All of this worry was here pre-COVID, and it's been sort of obnoxious reading the preemptive laments for the NYC restaurant scene. The disappearance of video stores, the relegation of record stores to something obtuse, the way even the best-stocked bookstores never seem to have what I want, the way nobody except for a few counter-people at the various, dwindling in numbers, pizza places, even remembers who the hell I am, well, this is threatening to become a run-on sentence. I think, even before, living in New York, I don't feel like I am anywhere at all. The Internet replaces people. What's left, really, besides the clothing boutiques I can't afford, and, even then, when I can, who cares, really it's just the bars and restaurants. And, well, going back to the first sentence in this paragraph, well, these laments are rubbing me the wrong way because, look, where I was working before, and where I may work again, but, hopefully, not for long, after this is all over, well, you want, say, well, say it's midweek and you don't feel like cooking and you just want to pop in somewhere and grab a burger and two beers, well, at my place, which is decidedly not mine, that's probably about a $55 investment, more or less. These crying restauranteurs chose wealthy people as their clientele, and fuck them, honestly. It's true, the overpriced places where future-hedge-fund-managers can court their girlfriends in PR over future promises of the coordinated ownership of, I dunno, something in Manhattan plus something for the weekends or the summers or whatever, I guess they are better than the haute-fast-food places that were taking over, or corporate retail, or another ATM but.
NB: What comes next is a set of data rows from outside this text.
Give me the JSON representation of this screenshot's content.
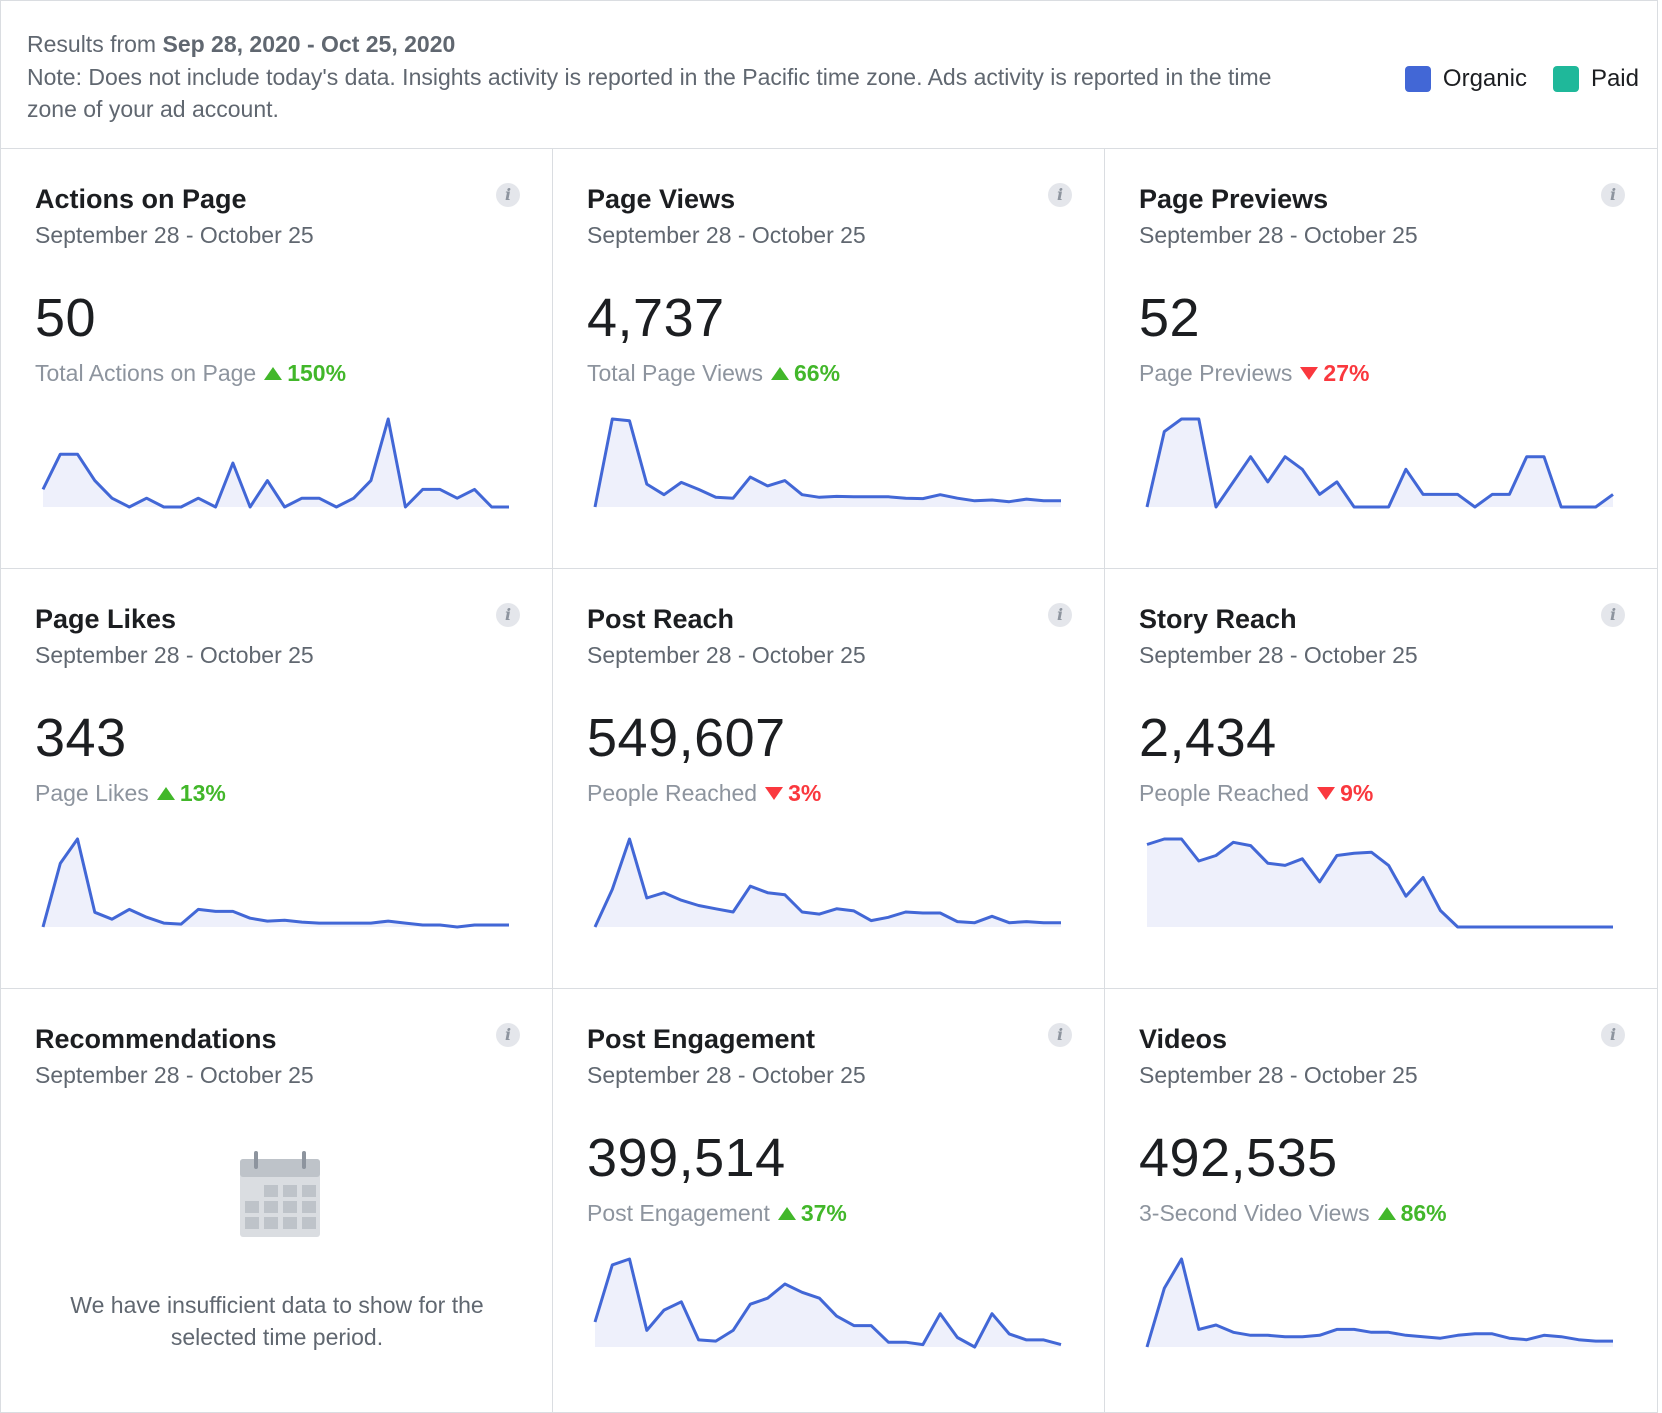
{
  "header": {
    "results_prefix": "Results from",
    "results_range": "Sep 28, 2020 - Oct 25, 2020",
    "note": "Note: Does not include today's data. Insights activity is reported in the Pacific time zone. Ads activity is reported in the time zone of your ad account.",
    "legend": [
      {
        "label": "Organic",
        "color": "#4267d6"
      },
      {
        "label": "Paid",
        "color": "#1fb89a"
      }
    ]
  },
  "colors": {
    "line": "#4267d6",
    "fill": "#eef0fb"
  },
  "cards": [
    {
      "title": "Actions on Page",
      "range": "September 28 - October 25",
      "value": "50",
      "metric": "Total Actions on Page",
      "change": "150%",
      "direction": "up",
      "series": [
        1,
        3,
        3,
        1.5,
        0.5,
        0,
        0.5,
        0,
        0,
        0.5,
        0,
        2.5,
        0,
        1.5,
        0,
        0.5,
        0.5,
        0,
        0.5,
        1.5,
        5,
        0,
        1,
        1,
        0.5,
        1,
        0,
        0
      ]
    },
    {
      "title": "Page Views",
      "range": "September 28 - October 25",
      "value": "4,737",
      "metric": "Total Page Views",
      "change": "66%",
      "direction": "up",
      "series": [
        0,
        500,
        490,
        130,
        70,
        140,
        100,
        55,
        50,
        170,
        120,
        150,
        70,
        55,
        60,
        58,
        58,
        58,
        50,
        48,
        70,
        50,
        35,
        40,
        30,
        45,
        35,
        35
      ]
    },
    {
      "title": "Page Previews",
      "range": "September 28 - October 25",
      "value": "52",
      "metric": "Page Previews",
      "change": "27%",
      "direction": "down",
      "series": [
        0,
        3,
        3.5,
        3.5,
        0,
        1,
        2,
        1,
        2,
        1.5,
        0.5,
        1,
        0,
        0,
        0,
        1.5,
        0.5,
        0.5,
        0.5,
        0,
        0.5,
        0.5,
        2,
        2,
        0,
        0,
        0,
        0.5
      ]
    },
    {
      "title": "Page Likes",
      "range": "September 28 - October 25",
      "value": "343",
      "metric": "Page Likes",
      "change": "13%",
      "direction": "up",
      "series": [
        0,
        65,
        90,
        15,
        8,
        18,
        10,
        4,
        3,
        18,
        16,
        16,
        9,
        6,
        7,
        5,
        4,
        4,
        4,
        4,
        6,
        4,
        2,
        2,
        0,
        2,
        2,
        2
      ]
    },
    {
      "title": "Post Reach",
      "range": "September 28 - October 25",
      "value": "549,607",
      "metric": "People Reached",
      "change": "3%",
      "direction": "down",
      "series": [
        0,
        35,
        82,
        27,
        32,
        25,
        20,
        17,
        14,
        38,
        32,
        30,
        14,
        12,
        17,
        15,
        6,
        9,
        14,
        13,
        13,
        5,
        4,
        10,
        4,
        5,
        4,
        4
      ]
    },
    {
      "title": "Story Reach",
      "range": "September 28 - October 25",
      "value": "2,434",
      "metric": "People Reached",
      "change": "9%",
      "direction": "down",
      "series": [
        75,
        80,
        80,
        60,
        65,
        77,
        74,
        58,
        56,
        62,
        41,
        65,
        67,
        68,
        56,
        28,
        45,
        15,
        0,
        0,
        0,
        0,
        0,
        0,
        0,
        0,
        0,
        0
      ]
    },
    {
      "title": "Recommendations",
      "range": "September 28 - October 25",
      "empty": true,
      "empty_message": "We have insufficient data to show for the selected time period."
    },
    {
      "title": "Post Engagement",
      "range": "September 28 - October 25",
      "value": "399,514",
      "metric": "Post Engagement",
      "change": "37%",
      "direction": "up",
      "series": [
        25,
        73,
        78,
        18,
        35,
        42,
        10,
        9,
        18,
        40,
        45,
        57,
        50,
        45,
        30,
        22,
        22,
        8,
        8,
        6,
        32,
        12,
        4,
        32,
        15,
        10,
        10,
        6
      ]
    },
    {
      "title": "Videos",
      "range": "September 28 - October 25",
      "value": "492,535",
      "metric": "3-Second Video Views",
      "change": "86%",
      "direction": "up",
      "series": [
        0,
        40,
        60,
        12,
        15,
        10,
        8,
        8,
        7,
        7,
        8,
        12,
        12,
        10,
        10,
        8,
        7,
        6,
        8,
        9,
        9,
        6,
        5,
        8,
        7,
        5,
        4,
        4
      ]
    }
  ]
}
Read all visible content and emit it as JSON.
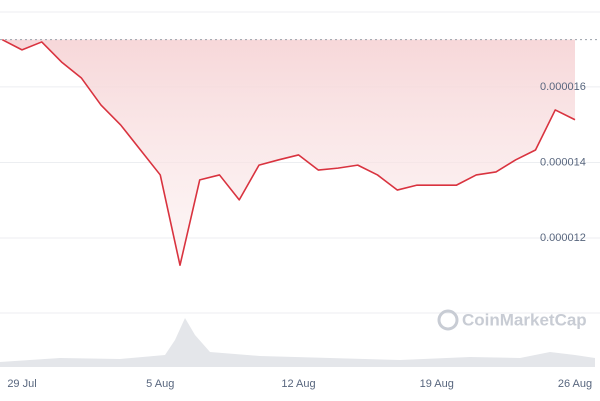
{
  "chart_data": {
    "type": "line",
    "x": [
      "28 Jul",
      "29 Jul",
      "30 Jul",
      "31 Jul",
      "1 Aug",
      "2 Aug",
      "3 Aug",
      "4 Aug",
      "5 Aug",
      "6 Aug",
      "7 Aug",
      "8 Aug",
      "9 Aug",
      "10 Aug",
      "11 Aug",
      "12 Aug",
      "13 Aug",
      "14 Aug",
      "15 Aug",
      "16 Aug",
      "17 Aug",
      "18 Aug",
      "19 Aug",
      "20 Aug",
      "21 Aug",
      "22 Aug",
      "23 Aug",
      "24 Aug",
      "25 Aug",
      "26 Aug"
    ],
    "series": [
      {
        "color": "#d9333f",
        "values": [
          1.725e-05,
          1.698e-05,
          1.719e-05,
          1.666e-05,
          1.624e-05,
          1.552e-05,
          1.499e-05,
          1.433e-05,
          1.367e-05,
          1.128e-05,
          1.354e-05,
          1.367e-05,
          1.301e-05,
          1.393e-05,
          1.407e-05,
          1.42e-05,
          1.38e-05,
          1.385e-05,
          1.393e-05,
          1.367e-05,
          1.327e-05,
          1.34e-05,
          1.34e-05,
          1.34e-05,
          1.367e-05,
          1.375e-05,
          1.407e-05,
          1.433e-05,
          1.539e-05,
          1.513e-05
        ]
      }
    ],
    "xticks": [
      "29 Jul",
      "5 Aug",
      "12 Aug",
      "19 Aug",
      "26 Aug"
    ],
    "ylim": [
      1.036e-05,
      1.83e-05
    ],
    "yticks": [
      1.2e-05,
      1.4e-05,
      1.6e-05
    ],
    "grid": true,
    "watermark": "CoinMarketCap"
  }
}
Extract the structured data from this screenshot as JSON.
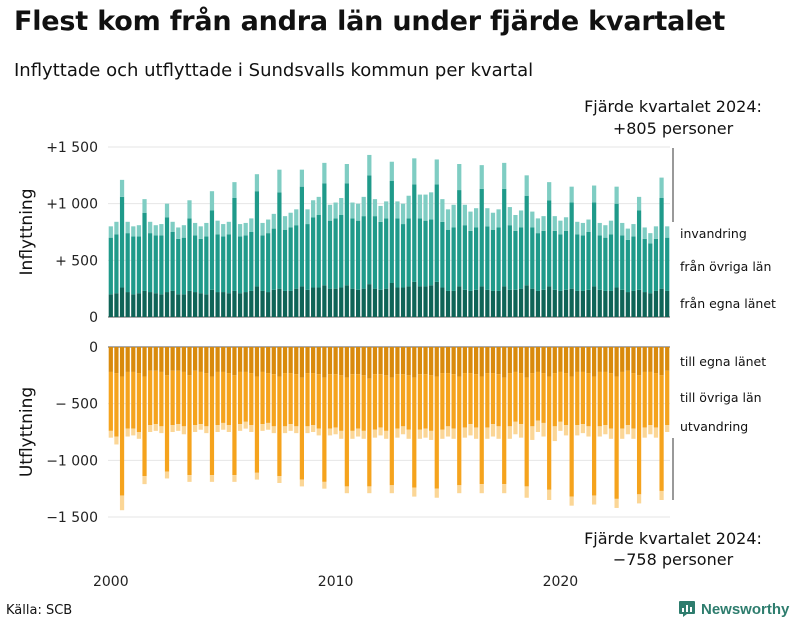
{
  "header": {
    "title": "Flest kom från andra län under fjärde kvartalet",
    "subtitle": "Inflyttade och utflyttade i Sundsvalls kommun per kvartal"
  },
  "footer": {
    "source": "Källa: SCB",
    "brand": "Newsworthy"
  },
  "chart_data": {
    "type": "bar",
    "stacked": true,
    "x_start": "2000 Q1",
    "x_ticks": [
      "2000",
      "2010",
      "2020"
    ],
    "top_panel": {
      "ylabel": "Inflyttning",
      "yticks": [
        "+1 500",
        "+1 000",
        "+ 500",
        "0"
      ],
      "tick_values": [
        1500,
        1000,
        500,
        0
      ],
      "ylim": [
        0,
        1500
      ],
      "callout": [
        "Fjärde kvartalet 2024:",
        "+805 personer"
      ],
      "series": [
        {
          "name": "från egna länet",
          "color": "#0f6457",
          "values": [
            200,
            210,
            260,
            220,
            200,
            210,
            230,
            220,
            210,
            200,
            220,
            230,
            200,
            200,
            230,
            220,
            210,
            200,
            240,
            220,
            220,
            210,
            230,
            210,
            220,
            230,
            270,
            230,
            220,
            240,
            250,
            230,
            230,
            250,
            270,
            240,
            260,
            260,
            280,
            250,
            250,
            260,
            280,
            250,
            240,
            250,
            290,
            250,
            240,
            250,
            300,
            260,
            260,
            270,
            310,
            270,
            270,
            280,
            310,
            260,
            230,
            230,
            270,
            240,
            230,
            240,
            270,
            240,
            230,
            230,
            270,
            240,
            240,
            250,
            280,
            250,
            230,
            240,
            270,
            240,
            230,
            240,
            250,
            230,
            230,
            240,
            270,
            240,
            230,
            230,
            260,
            240,
            220,
            230,
            240,
            220,
            210,
            230,
            250,
            230
          ]
        },
        {
          "name": "från övriga län",
          "color": "#1f9a8a",
          "values": [
            500,
            520,
            800,
            520,
            510,
            500,
            690,
            520,
            510,
            520,
            660,
            520,
            490,
            500,
            640,
            500,
            480,
            510,
            700,
            510,
            490,
            520,
            820,
            500,
            500,
            520,
            840,
            490,
            520,
            540,
            850,
            540,
            560,
            560,
            880,
            580,
            620,
            640,
            900,
            600,
            620,
            640,
            900,
            620,
            610,
            640,
            960,
            640,
            600,
            620,
            900,
            610,
            560,
            600,
            860,
            600,
            580,
            580,
            860,
            580,
            540,
            560,
            850,
            570,
            530,
            550,
            860,
            560,
            540,
            560,
            860,
            570,
            520,
            540,
            790,
            540,
            510,
            520,
            760,
            520,
            500,
            520,
            760,
            500,
            490,
            510,
            740,
            480,
            470,
            500,
            740,
            480,
            460,
            480,
            700,
            470,
            440,
            460,
            800,
            470
          ]
        },
        {
          "name": "invandring",
          "color": "#7fcdc3",
          "values": [
            100,
            110,
            150,
            100,
            90,
            100,
            120,
            100,
            90,
            100,
            120,
            90,
            100,
            110,
            160,
            110,
            110,
            120,
            170,
            120,
            110,
            110,
            140,
            110,
            110,
            120,
            150,
            110,
            120,
            130,
            200,
            120,
            130,
            140,
            150,
            130,
            150,
            160,
            180,
            140,
            140,
            150,
            170,
            140,
            150,
            170,
            180,
            150,
            140,
            150,
            170,
            150,
            180,
            200,
            230,
            210,
            230,
            240,
            220,
            200,
            180,
            200,
            230,
            180,
            170,
            170,
            210,
            160,
            150,
            160,
            230,
            160,
            140,
            150,
            180,
            140,
            130,
            130,
            160,
            130,
            120,
            120,
            140,
            110,
            110,
            110,
            150,
            110,
            110,
            120,
            150,
            110,
            100,
            110,
            120,
            100,
            90,
            110,
            180,
            100
          ]
        }
      ]
    },
    "bottom_panel": {
      "ylabel": "Utflyttning",
      "yticks": [
        "0",
        "− 500",
        "−1 000",
        "−1 500"
      ],
      "tick_values": [
        0,
        -500,
        -1000,
        -1500
      ],
      "ylim": [
        -1500,
        0
      ],
      "callout": [
        "Fjärde kvartalet 2024:",
        "−758 personer"
      ],
      "series": [
        {
          "name": "till egna länet",
          "color": "#d98a0c",
          "values": [
            220,
            230,
            260,
            220,
            220,
            230,
            260,
            210,
            210,
            220,
            250,
            210,
            210,
            220,
            250,
            210,
            220,
            230,
            260,
            220,
            220,
            230,
            250,
            220,
            220,
            230,
            260,
            220,
            230,
            240,
            260,
            230,
            230,
            240,
            270,
            230,
            230,
            240,
            270,
            240,
            240,
            250,
            270,
            240,
            240,
            250,
            280,
            240,
            240,
            250,
            270,
            240,
            240,
            250,
            270,
            240,
            240,
            250,
            260,
            230,
            230,
            240,
            260,
            230,
            230,
            240,
            260,
            230,
            230,
            240,
            270,
            230,
            220,
            230,
            270,
            230,
            220,
            230,
            260,
            230,
            220,
            230,
            260,
            220,
            220,
            230,
            260,
            220,
            220,
            230,
            260,
            220,
            210,
            230,
            250,
            220,
            220,
            230,
            250,
            210
          ]
        },
        {
          "name": "till övriga län",
          "color": "#f5a31d",
          "values": [
            520,
            560,
            1050,
            500,
            500,
            520,
            880,
            480,
            470,
            480,
            850,
            480,
            470,
            480,
            880,
            480,
            460,
            470,
            870,
            470,
            450,
            460,
            880,
            460,
            440,
            460,
            850,
            460,
            440,
            460,
            880,
            470,
            450,
            460,
            900,
            470,
            460,
            480,
            920,
            480,
            470,
            490,
            960,
            500,
            480,
            490,
            950,
            490,
            470,
            490,
            950,
            480,
            460,
            480,
            970,
            490,
            480,
            490,
            990,
            500,
            470,
            480,
            960,
            480,
            450,
            470,
            950,
            480,
            450,
            460,
            940,
            470,
            440,
            450,
            960,
            470,
            430,
            440,
            1000,
            470,
            440,
            460,
            1060,
            470,
            460,
            470,
            1050,
            480,
            470,
            490,
            1080,
            500,
            480,
            490,
            1050,
            490,
            470,
            480,
            1020,
            480
          ]
        },
        {
          "name": "utvandring",
          "color": "#fbd696",
          "values": [
            60,
            70,
            130,
            70,
            60,
            60,
            70,
            60,
            60,
            60,
            60,
            60,
            60,
            70,
            60,
            60,
            50,
            60,
            60,
            60,
            60,
            60,
            60,
            60,
            60,
            60,
            60,
            60,
            60,
            60,
            60,
            60,
            60,
            60,
            60,
            60,
            60,
            60,
            60,
            60,
            60,
            70,
            60,
            70,
            70,
            70,
            60,
            70,
            70,
            70,
            70,
            80,
            70,
            80,
            80,
            80,
            80,
            80,
            80,
            80,
            90,
            90,
            70,
            90,
            100,
            100,
            80,
            100,
            110,
            110,
            80,
            110,
            110,
            120,
            100,
            120,
            100,
            120,
            90,
            130,
            80,
            90,
            80,
            90,
            80,
            90,
            80,
            90,
            80,
            90,
            80,
            90,
            80,
            90,
            80,
            90,
            80,
            90,
            80,
            60
          ]
        }
      ]
    }
  }
}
It's true, I am petty, resentful, but there is a little, well-known, Italian restaurant downtown. It's expensive, but worth it, and I know the techniques I could use to be remembered, being, as I am, in the business, and yet I don't use then, not to avoid anything but just to not add to the complexity of it all, or maybe something else. The thing about this restaurant is that I have been there a few times. It's a treat I treat to myself. They don't remember me. I guess I don't go often enough, it's true, but, probably, I don't remember them. I won't.

I guess I write like I already assume you understand me to hide the fact that I don't understand me.

Rome, Open City was great, as it always was. Watching in on a computer, though. Emails come in, I check the news to see if maybe the pandemic is over. Maybe I grab a snack. The Internet rewards impulsiveness, abhors reflection, even when I am away from it, it's in my brain. Rome, Open City doesn't come with anything, that walk to Video Vault, and all the things that could happen along the way. It just comes.

More than anything, I just want to walk nowhere to do nothing. It's almost smelling like Spring.